Die Staël hat sich ein Grab gewählt, das halb an das Platen-besungene Grab im Busento, halb an das Mausoleum Hadrians, die Engelsburg, erinnert. Leben und Tod sollte es zugleich bezeichnen, Sichtbarkeit und Unzugänglichkeit. Inmitten eines Mauerrings ohne Pforte, von Tannen, Buchen, Pappeln eines völlig abgesonderten Gehölzes überwachsen, verschließen zwei Gräber die sterblichen Reste der Staël und ihres zweiten Gatten, des Herrn v. Rocca. Niemand darf diese Einfriedigung betreten. Wild wachsen darinnen Baum und Busch, Blumen, Moos und Unkraut durcheinander. Wurm und Schmetterling, Vogel und Eidechse können sich darin ergehen nach Gefallen. Drüber waltet der Baldachin des Himmels mit den Sternen der Nacht; die Säulen, welche ihn tragen, sind der Jura, der Salève, der große Molé. Kein enger Sarg schließt das weite Herz ein, das verhältnismäßig früh zu schlagen aufhörte, und doch ist seine Asche nicht in alle Winde zerstreut. Man hat hier die Pyramide der Wüste, den Aschenkrug der Via Appia und die mondbeschienene Harfe Ossians in den flüsternden Wipfeln der Bäume beisammen. Romantischer Traum der Berechnung!
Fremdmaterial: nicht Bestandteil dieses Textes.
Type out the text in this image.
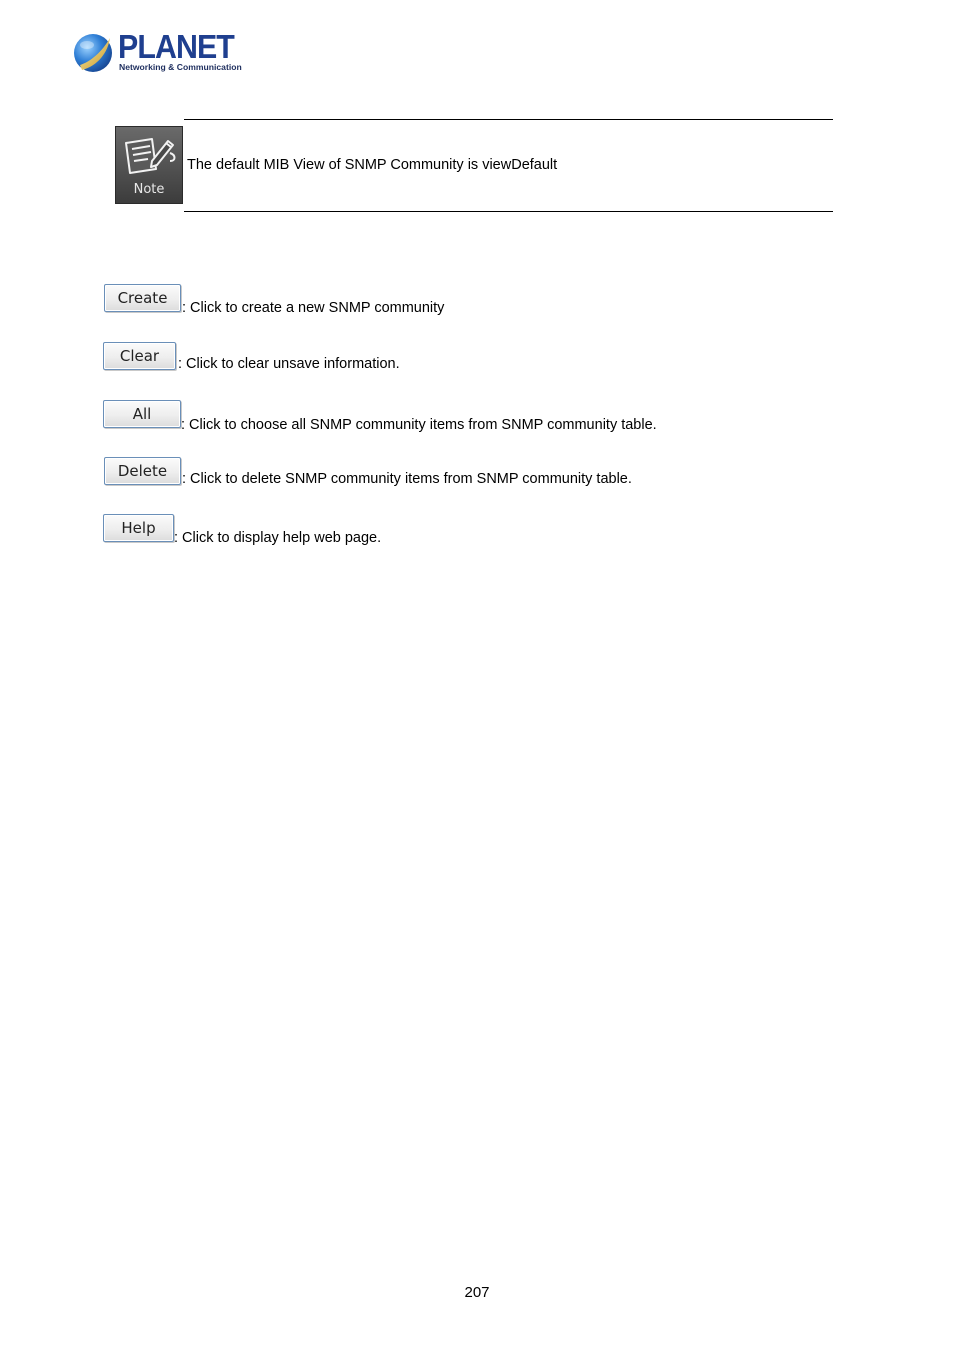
PLANET
Networking & Communication
Note
The default MIB View of SNMP Community is viewDefault
Create
: Click to create a new SNMP community
Clear	: Click to clear unsave information.
All
: Click to choose all SNMP community items from SNMP community table.
Delete	: Click to delete SNMP community items from SNMP community table.
Help
: Click to display help web page.
207
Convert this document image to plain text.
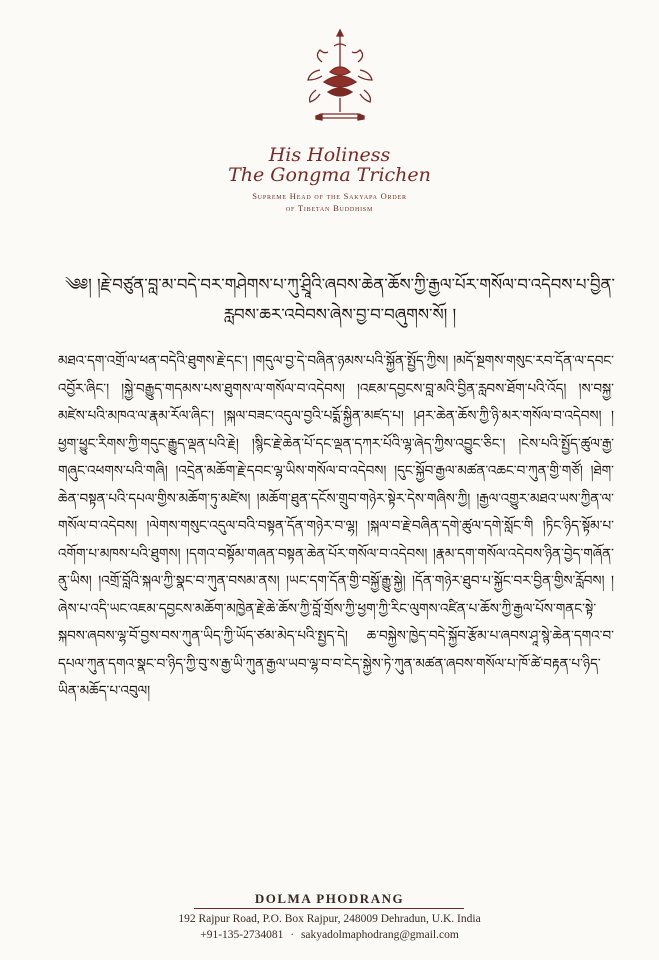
His Holiness
The Gongma Trichen
Supreme Head of the Sakyapa Order
of Tibetan Buddhism
༄༅། །རྗེ་བཙུན་བླ་མ་བདེ་བར་གཤེགས་པ་ཀུ་ཤྲཱིའི་ཞབས་ཆེན་ཆོས་ཀྱི་རྒྱལ་པོར་གསོལ་བ་འདེབས་པ་བྱིན་རླབས་ཆར་འབེབས་ཞེས་བྱ་བ་བཞུགས་སོ། །
མཐའ་དག་འགྲོ་ལ་ཕན་བདེའི་ཐུགས་རྗེ་དང་། །གདུལ་བྱ་དེ་བཞིན་ཉམས་པའི་སྐྱོན་སྤྱོད་ཀྱིས། །མདོ་སྔགས་གསུང་རབ་དོན་ལ་དབང་འབྱོར་ཞིང་། །སྐྱེ་བརྒྱུད་གདམས་པས་ཐུགས་ལ་གསོལ་བ་འདེབས། །འཇམ་དབྱངས་བླ་མའི་བྱིན་རླབས་ཐོག་པའི་འོད། །ས་བསྐྱ་མཛེས་པའི་མཁའ་ལ་རྣམ་རོལ་ཞིང་། །སྐལ་བཟང་འདུལ་བྱའི་པདྨོ་སྐྱིན་མཛད་པ། །ཤར་ཆེན་ཆོས་ཀྱི་ཉི་མར་གསོལ་བ་འདེབས། །ཕྱག་ཕྱུང་རིགས་ཀྱི་གདུང་རྒྱུད་ལྡན་པའི་རྗེ། །སྙིང་རྗེ་ཆེན་པོ་དང་ལྡན་དཀར་པོའི་ལྷ་ཞེད་ཀྱིས་འབྱུང་ཅིང་། །ངེས་པའི་སྤྱོད་ཚུལ་རྒྱ་གཞུང་འཕགས་པའི་གཞི། །འདྲེན་མཆོག་རྗེ་དབང་ལྷ་ཡིས་གསོལ་བ་འདེབས། །དུང་སྐྱོབ་རྒྱལ་མཚན་འཆང་བ་ཀུན་གྱི་གཙོ། །ཐེག་ཆེན་བསྟན་པའི་དཔལ་གྱིས་མཆོག་ཏུ་མཛེས། །མཆོག་ཐུན་དངོས་གྲུབ་གཉེར་སྟེར་དེས་གཞིས་ཀྱི། །རྒྱལ་འགྱུར་མཐའ་ཡས་ཀྱིན་ལ་གསོལ་བ་འདེབས། །ལེགས་གསུང་འདུལ་བའི་བསྟན་དོན་གཉེར་བ་ལྷ། །སྐལ་བ་རྗེ་བཞིན་དགེ་ཚུལ་དགེ་སློང་གི །ཏིང་ཉིད་སྟོམ་པ་འགོག་པ་མཁས་པའི་ཐུགས། །དགའ་བསྟོམ་གཞན་བསྟན་ཆེན་པོར་གསོལ་བ་འདེབས། །རྣམ་དག་གསོལ་འདེབས་ཉིན་བྱེད་གཞོན་ནུ་ཡིས། །འགྲོ་བློའི་སྐལ་ཀྱི་སྣང་བ་ཀུན་བསམ་ནས། །ཡང་དག་དོན་གྱི་བསྐྱོ་རྒྱུ་སྐྱེ། །དོན་གཉེར་ཐུབ་པ་སྐྱོང་བར་བྱིན་གྱིས་རློབས། །ཞེས་པ་འདི་ཡང་འཇམ་དབྱངས་མཆོག་མཁྱེན་རྗེ་ཆེ་ཆོས་ཀྱི་བློ་གྲོས་ཀྱི་ཕྱག་ཀྱི་རིང་ལུགས་འཛིན་པ་ཆོས་ཀྱི་རྒྱལ་པོས་གནང་སྟེ་སྐབས་ཞབས་ལྷ་བོ་བྱས་བས་ཀུན་ཡིད་ཀྱི་ཡོད་ཙམ་མེད་པའི་སྤྱད་དེ། ཆ་བསྐྱེས་ཁྱེད་བདེ་སྐྱོབ་རྩོམ་པ་ཞབས་ཤཱ་སྙེ་ཆེན་དགའ་བ་དཔལ་ཀུན་དགའ་སྣང་བ་ཉིད་ཀྱི་བུ་ས་རྒྱ་ཡི་ཀུན་རྒྱལ་ཡབ་ལྷ་བ་བ་ངེད་སྐྱེས་ཏེ་ཀུན་མཚན་ཞབས་གསོལ་པ་ཁོ་ཚེ་བརྟན་པ་ཉིད་ཡིན་མཆོད་པ་འབུལ།
DOLMA PHODRANG
192 Rajpur Road, P.O. Box Rajpur, 248009 Dehradun, U.K. India
+91-135-2734081 · sakyadolmaphodrang@gmail.com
Hundert Schritte weiter die – Eisenbahn dem See nahegerückt, und die Expropriationsgesetze hätten diese seltsame Grabstätte, die sich gegen den Glauben an ewige Vernichtung sichtbar wehren zu wollen scheint, unbarmherzig durchschnitten.
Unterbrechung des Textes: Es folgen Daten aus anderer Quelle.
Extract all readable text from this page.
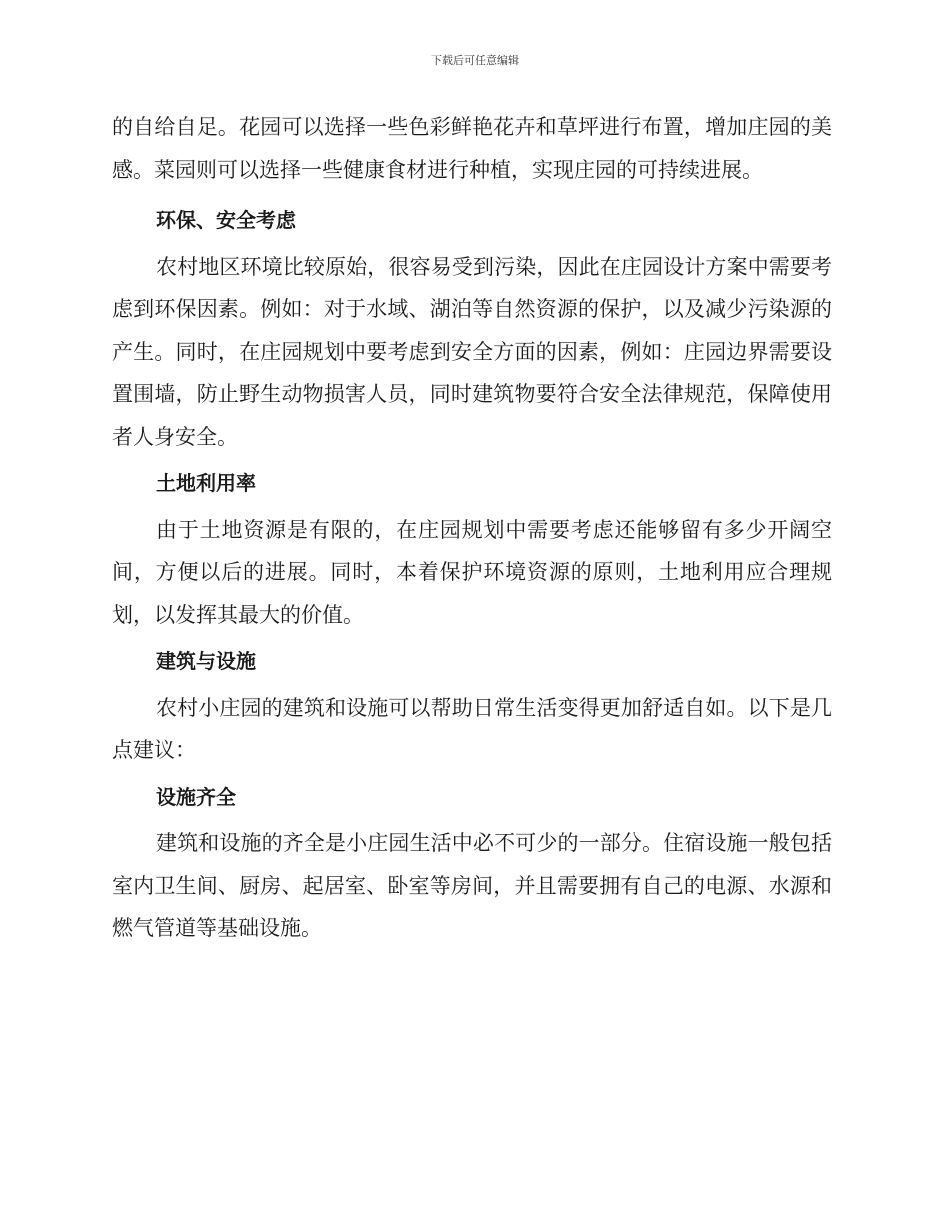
下载后可任意编辑

的自给自足。花园可以选择一些色彩鲜艳花卉和草坪进行布置，增加庄园的美感。菜园则可以选择一些健康食材进行种植，实现庄园的可持续进展。

环保、安全考虑

农村地区环境比较原始，很容易受到污染，因此在庄园设计方案中需要考虑到环保因素。例如：对于水域、湖泊等自然资源的保护，以及减少污染源的产生。同时，在庄园规划中要考虑到安全方面的因素，例如：庄园边界需要设置围墙，防止野生动物损害人员，同时建筑物要符合安全法律规范，保障使用者人身安全。

土地利用率

由于土地资源是有限的，在庄园规划中需要考虑还能够留有多少开阔空间，方便以后的进展。同时，本着保护环境资源的原则，土地利用应合理规划，以发挥其最大的价值。

建筑与设施

农村小庄园的建筑和设施可以帮助日常生活变得更加舒适自如。以下是几点建议：

设施齐全

建筑和设施的齐全是小庄园生活中必不可少的一部分。住宿设施一般包括室内卫生间、厨房、起居室、卧室等房间，并且需要拥有自己的电源、水源和燃气管道等基础设施。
Natürlich war auf die Säkular-Erinnerung auch nicht ein einziger Blumentopf in Coppet eingerichtet! Die Jalousien waren, wie immer, wenn die Herrschaft in Paris ist, herabgelassen. Da gab es keine festlich gekleidete Schuljugend; kein Blumenkranz schmückte die Pforte; kein Comité in schwarzem Frack und weißen Handschuhen bewillkommte im Bahnhof ankommende Sängerchöre und begleitete sie auf eine mit Flaggen geschmückte Festtribüne... Diese Schweizer halten zäh am Augenblick und gehen nur mit den veränderten Münzstempeln der Zwanzigfrancsstücke vorwärts. Ja, wo einst ihr Morgenstern die Tyrannen und die Fremdlinge niederschlug, da jubelt wohl auch die eidgenössische Erinnerung hochauf; sonst aber müssen die Herren Minister der verschiedenen Eglisen erst «die Anregung geben, ob außer den heurigen Wahlen und der Emanzipation der Neger sonst noch etwas die besondere Aufmerksamkeit des Volkes beschäftigen darf. Hier, einer so heidnischen Vergangenheit und den dermalen überwundenen Standpunkten der Unchristlichkeit angehörenden Frau zu Gefallen hätte erst zu viel vergeben und vergessen werden müssen, ehe zu einem Merkzeichen der Erinnerung die Erlaubnis gekommen wäre. »Es ist heute Sonntag!« hieß es fast ablehnend im Munde der Beschließerin, als sich der einzige Säkularfestbesucher Coppets durch den Neufundländer gemeldet hatte! Der Sonntag hieß aber Jubilate, und der Evangeliumstext war die Auferstehung, und so konnte denn doch einer für alle opfern, er wurde zugelassen.